An ambitious quantum entanglement experiment launched aboard China’s Quantum Science Experiment Satellite last year has proven to be a success, having successfully transmitted pairs of entangled photons to two facilities on the ground 750 miles apart. The success of this experiment means that the quantum-based encryption of long-distance transmitted information will be possible using satellites of this nature.

The Quantum Science Experiment Satellite, nicknamed "Micius" after the 5th-century Chinese scholar, was launched last August, in an effort to develop quantum encryption and quantum teleportation techniques. This current experiment involved long-range quantum key distribution (QKD), where a pair of entangled photons were sent to two different sites on the Earth’s surface, 1,200 kilometers (750 miles) apart, one in Delingha, and the other in Lijiang.

While the entangled photon pairs themselves only move at the speed of light, the fact that they’re entangled can be used as an information encryption key for the data being conveyed by the light beam: if the transmission is uninterrupted, sensing devices at both sites will read the incoming entangled photons as being identical. But if someone were to intercept the transmission, the photons would fall out of their entangled state, alerting the devices at the receiving stations that someone was eavesdropping on the transmission.

While entangled photon pairs — produced by splitting photons using a specially-prepared prism — can be transmitted reliably via optical cable, the material in the cable eventually absorbs the light, limiting the distance that the particles can be sent. Open-air transmission has proven to be able to beam particles further, but they require a clear line-of-sight between the transmitter and receiver, once again meaning that the range is limited.
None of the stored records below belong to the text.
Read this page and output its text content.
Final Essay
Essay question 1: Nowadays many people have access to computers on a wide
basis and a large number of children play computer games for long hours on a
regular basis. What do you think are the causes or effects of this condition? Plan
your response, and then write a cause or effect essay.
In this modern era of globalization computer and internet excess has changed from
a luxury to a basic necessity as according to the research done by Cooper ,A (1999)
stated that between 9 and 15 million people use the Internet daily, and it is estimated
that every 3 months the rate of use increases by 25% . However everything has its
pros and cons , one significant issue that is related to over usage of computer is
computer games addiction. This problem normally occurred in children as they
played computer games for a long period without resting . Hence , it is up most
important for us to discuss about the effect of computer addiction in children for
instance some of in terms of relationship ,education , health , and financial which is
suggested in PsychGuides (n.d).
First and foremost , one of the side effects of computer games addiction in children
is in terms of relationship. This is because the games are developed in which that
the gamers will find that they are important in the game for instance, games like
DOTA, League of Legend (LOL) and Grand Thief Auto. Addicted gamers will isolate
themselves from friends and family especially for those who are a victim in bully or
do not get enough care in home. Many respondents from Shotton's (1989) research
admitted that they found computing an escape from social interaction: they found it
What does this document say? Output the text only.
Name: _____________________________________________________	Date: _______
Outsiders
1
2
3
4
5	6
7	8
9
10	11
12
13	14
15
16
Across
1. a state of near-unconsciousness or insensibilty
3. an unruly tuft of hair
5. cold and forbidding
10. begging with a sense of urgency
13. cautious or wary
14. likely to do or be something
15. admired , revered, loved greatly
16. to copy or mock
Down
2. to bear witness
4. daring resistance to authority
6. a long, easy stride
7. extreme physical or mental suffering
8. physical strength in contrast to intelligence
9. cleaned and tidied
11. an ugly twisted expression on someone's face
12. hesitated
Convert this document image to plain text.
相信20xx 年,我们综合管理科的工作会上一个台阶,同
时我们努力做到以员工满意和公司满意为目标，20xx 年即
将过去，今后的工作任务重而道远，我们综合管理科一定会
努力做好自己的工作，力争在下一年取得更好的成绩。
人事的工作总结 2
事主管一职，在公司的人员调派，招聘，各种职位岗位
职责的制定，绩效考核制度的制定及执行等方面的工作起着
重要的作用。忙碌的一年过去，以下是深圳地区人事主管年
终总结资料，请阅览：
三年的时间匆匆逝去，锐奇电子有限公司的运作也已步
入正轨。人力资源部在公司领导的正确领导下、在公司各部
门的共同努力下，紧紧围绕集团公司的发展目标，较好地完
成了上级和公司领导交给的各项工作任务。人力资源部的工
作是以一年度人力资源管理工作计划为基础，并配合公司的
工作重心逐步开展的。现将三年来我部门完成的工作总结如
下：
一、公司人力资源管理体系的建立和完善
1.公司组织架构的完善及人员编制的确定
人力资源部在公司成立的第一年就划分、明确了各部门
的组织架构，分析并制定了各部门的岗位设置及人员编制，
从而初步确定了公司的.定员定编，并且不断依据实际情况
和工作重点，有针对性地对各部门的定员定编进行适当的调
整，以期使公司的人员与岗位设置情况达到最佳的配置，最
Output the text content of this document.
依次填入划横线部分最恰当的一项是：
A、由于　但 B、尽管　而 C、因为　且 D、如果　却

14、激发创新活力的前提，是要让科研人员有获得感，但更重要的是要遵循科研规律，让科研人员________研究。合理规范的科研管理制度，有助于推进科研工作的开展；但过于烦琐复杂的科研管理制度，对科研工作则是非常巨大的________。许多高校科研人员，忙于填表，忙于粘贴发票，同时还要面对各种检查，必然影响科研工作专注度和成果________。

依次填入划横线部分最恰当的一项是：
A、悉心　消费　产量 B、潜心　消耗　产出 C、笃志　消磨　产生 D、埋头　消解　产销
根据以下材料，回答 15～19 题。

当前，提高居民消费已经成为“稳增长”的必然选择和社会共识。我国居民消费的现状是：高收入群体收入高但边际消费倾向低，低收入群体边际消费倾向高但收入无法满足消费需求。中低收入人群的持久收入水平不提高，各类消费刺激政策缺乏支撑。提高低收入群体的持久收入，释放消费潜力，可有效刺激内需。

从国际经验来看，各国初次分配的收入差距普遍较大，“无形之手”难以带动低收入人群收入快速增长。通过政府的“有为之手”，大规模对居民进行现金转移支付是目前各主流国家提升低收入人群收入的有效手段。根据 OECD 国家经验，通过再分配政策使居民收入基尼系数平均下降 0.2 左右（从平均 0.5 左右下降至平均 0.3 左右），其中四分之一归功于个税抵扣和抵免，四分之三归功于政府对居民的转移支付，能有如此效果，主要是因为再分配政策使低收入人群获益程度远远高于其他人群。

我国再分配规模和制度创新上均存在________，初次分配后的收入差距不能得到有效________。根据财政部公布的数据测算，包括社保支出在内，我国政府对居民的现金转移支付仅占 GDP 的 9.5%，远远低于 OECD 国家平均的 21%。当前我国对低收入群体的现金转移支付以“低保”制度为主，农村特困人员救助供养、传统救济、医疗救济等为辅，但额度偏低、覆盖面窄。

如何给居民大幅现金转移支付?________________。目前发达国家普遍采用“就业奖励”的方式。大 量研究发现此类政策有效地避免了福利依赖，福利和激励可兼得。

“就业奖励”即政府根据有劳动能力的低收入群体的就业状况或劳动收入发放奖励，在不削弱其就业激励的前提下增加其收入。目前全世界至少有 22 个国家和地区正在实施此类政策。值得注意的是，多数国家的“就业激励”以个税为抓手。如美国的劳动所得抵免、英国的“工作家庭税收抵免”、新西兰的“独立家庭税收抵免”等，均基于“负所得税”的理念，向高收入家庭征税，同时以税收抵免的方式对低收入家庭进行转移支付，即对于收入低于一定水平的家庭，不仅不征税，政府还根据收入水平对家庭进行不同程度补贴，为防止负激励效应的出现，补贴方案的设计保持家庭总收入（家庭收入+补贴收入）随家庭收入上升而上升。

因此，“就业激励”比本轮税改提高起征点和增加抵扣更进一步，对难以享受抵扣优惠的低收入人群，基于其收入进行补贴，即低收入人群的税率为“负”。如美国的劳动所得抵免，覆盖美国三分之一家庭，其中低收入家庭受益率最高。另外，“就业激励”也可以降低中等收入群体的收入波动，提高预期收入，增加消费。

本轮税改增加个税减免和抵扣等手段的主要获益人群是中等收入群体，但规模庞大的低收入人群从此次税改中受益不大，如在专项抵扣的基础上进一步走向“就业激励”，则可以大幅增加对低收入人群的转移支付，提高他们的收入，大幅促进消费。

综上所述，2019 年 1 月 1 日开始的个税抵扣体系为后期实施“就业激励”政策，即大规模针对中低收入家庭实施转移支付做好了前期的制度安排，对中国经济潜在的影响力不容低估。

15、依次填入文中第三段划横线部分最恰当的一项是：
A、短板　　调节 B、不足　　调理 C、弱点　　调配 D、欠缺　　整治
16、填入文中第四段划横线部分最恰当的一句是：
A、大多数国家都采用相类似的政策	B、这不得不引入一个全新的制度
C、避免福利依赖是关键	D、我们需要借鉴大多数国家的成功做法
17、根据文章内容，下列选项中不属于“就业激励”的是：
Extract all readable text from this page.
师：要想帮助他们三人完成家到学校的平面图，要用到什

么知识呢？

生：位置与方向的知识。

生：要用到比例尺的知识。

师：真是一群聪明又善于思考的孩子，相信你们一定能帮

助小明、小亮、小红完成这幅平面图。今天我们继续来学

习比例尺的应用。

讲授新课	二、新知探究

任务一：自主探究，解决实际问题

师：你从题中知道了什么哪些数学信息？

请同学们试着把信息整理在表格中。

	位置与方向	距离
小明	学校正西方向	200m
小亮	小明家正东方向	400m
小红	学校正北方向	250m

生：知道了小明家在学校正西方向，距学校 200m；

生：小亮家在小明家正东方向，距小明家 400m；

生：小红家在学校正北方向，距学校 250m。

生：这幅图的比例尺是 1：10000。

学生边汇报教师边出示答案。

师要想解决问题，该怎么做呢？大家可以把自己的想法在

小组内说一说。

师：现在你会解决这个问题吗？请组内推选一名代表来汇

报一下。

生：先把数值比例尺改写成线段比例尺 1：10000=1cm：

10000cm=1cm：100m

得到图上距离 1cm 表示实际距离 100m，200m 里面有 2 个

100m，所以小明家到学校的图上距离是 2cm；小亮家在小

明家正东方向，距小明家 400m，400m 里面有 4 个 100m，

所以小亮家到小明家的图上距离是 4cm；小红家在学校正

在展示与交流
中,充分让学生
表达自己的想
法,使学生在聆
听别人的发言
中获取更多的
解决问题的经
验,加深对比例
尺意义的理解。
However, photons transmitted from (and possibly in the future, to) a high-flying satellite can be sent much, much further, and for the most part the transmission isn’t fettered by atmospheric interference. This new satellite-based transmission breaks the previous record distance for transmitting entangled particles of 140 kilometers (86 miles) by over eight and a half times.

"It’s a really stunning achievement, and I think it’s going to be the first of possibly many such interesting and exciting studies that this particular satellite will open up," explains Shohini Ghose, a physicist with Canada’s Wilfrid Laurier University. "Who knows, maybe there’ll be a space entanglement race?"